Stackdriver logs not available for Cloud ML jobs s

2020-04-26 04:11发布

问题:

Since migration to V2 logs from Cloud ML jobs are not accessible on the Stackdriver logging console anymore. The last log displayed is

Waiting for Tensorflow to start.

The job is executed and completed successfully, I just can't access outputs in the logs

All Stackdriver APIs are enabled for the project.

回答1:

There are no known issues with Cloud ML's Stackdriver logging. The fact that you see "Waiting for Tensorflow to start." indicates you are seeing log messages from Cloud ML.
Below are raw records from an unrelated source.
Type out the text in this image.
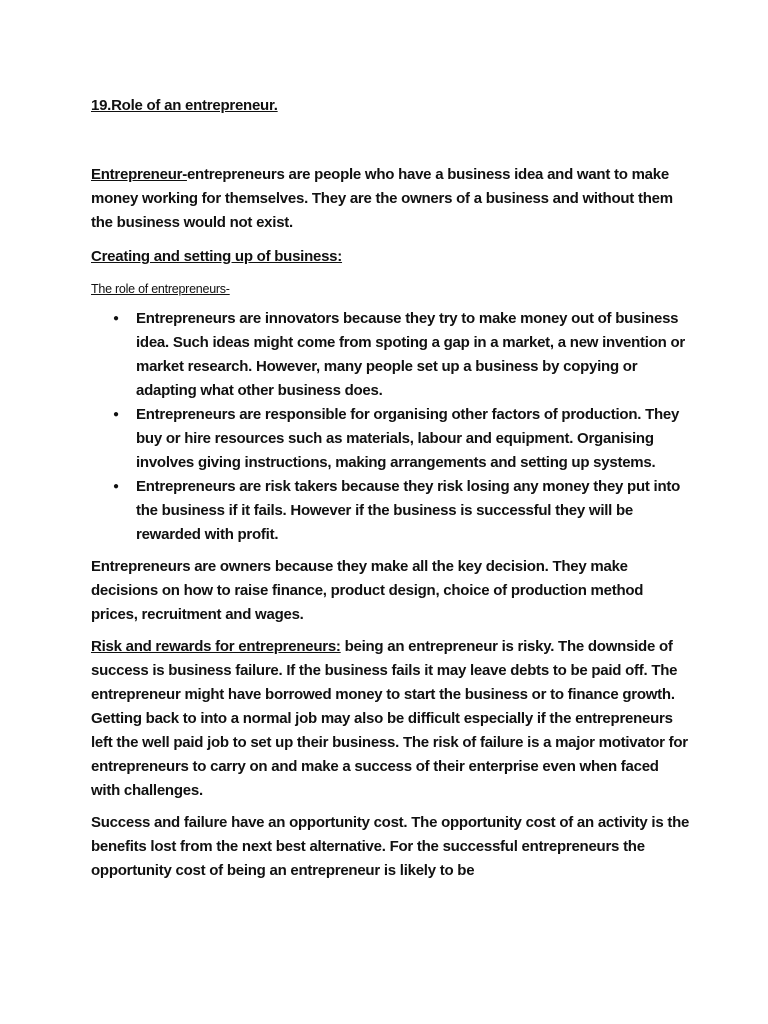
19.Role of an entrepreneur.

Entrepreneur-entrepreneurs are people who have a business idea and want to make money working for themselves. They are the owners of a business and without them the business would not exist.

Creating and setting up of business:

The role of entrepreneurs-

● Entrepreneurs are innovators because they try to make money out of business idea. Such ideas might come from spoting a gap in a market, a new invention or market research. However, many people set up a business by copying or adapting what other business does.
● Entrepreneurs are responsible for organising other factors of production. They buy or hire resources such as materials, labour and equipment. Organising involves giving instructions, making arrangements and setting up systems.
● Entrepreneurs are risk takers because they risk losing any money they put into the business if it fails. However if the business is successful they will be rewarded with profit.

Entrepreneurs are owners because they make all the key decision. They make decisions on how to raise finance, product design, choice of production method prices, recruitment and wages.

Risk and rewards for entrepreneurs: being an entrepreneur is risky. The downside of success is business failure. If the business fails it may leave debts to be paid off. The entrepreneur might have borrowed money to start the business or to finance growth. Getting back to into a normal job may also be difficult especially if the entrepreneurs left the well paid job to set up their business. The risk of failure is a major motivator for entrepreneurs to carry on and make a success of their enterprise even when faced with challenges.

Success and failure have an opportunity cost. The opportunity cost of an activity is the benefits lost from the next best alternative. For the successful entrepreneurs the opportunity cost of being an entrepreneur is likely to be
If logs from your Python/TensorFlow program are missing that usually indicates Cloud ML hasn't been authorized to send logs to Stackdriver logging for your project. To check permissions do the following

  1. Identify the Cloud ML service account by following these instructions
  2. In the Cloud Console select the IAM Tab
  3. Verify that the Cloud ML service account is listed and has Logs Writer permissions


回答2:

This problem also took me two weeks to search answers online with frustration, until I came across this post. I did not see "migration to V2" as OP mentions but I simply could not get any application logs in StackDriver, only system logs of job started/completed. Following what Jeremy replies solves the problem.

To make Jeremy's reply simpler to follow, essentially you add the ML service account

cloud-ml-service@<project-id>.iam.gserviceaccount.com

to your project's IAM members, with at least "Logs Writer" role.

You can get "project-id" by:

gcloud config list project --format "value(core.project)"

I also assigned Project->Editor role to allow Bucket access.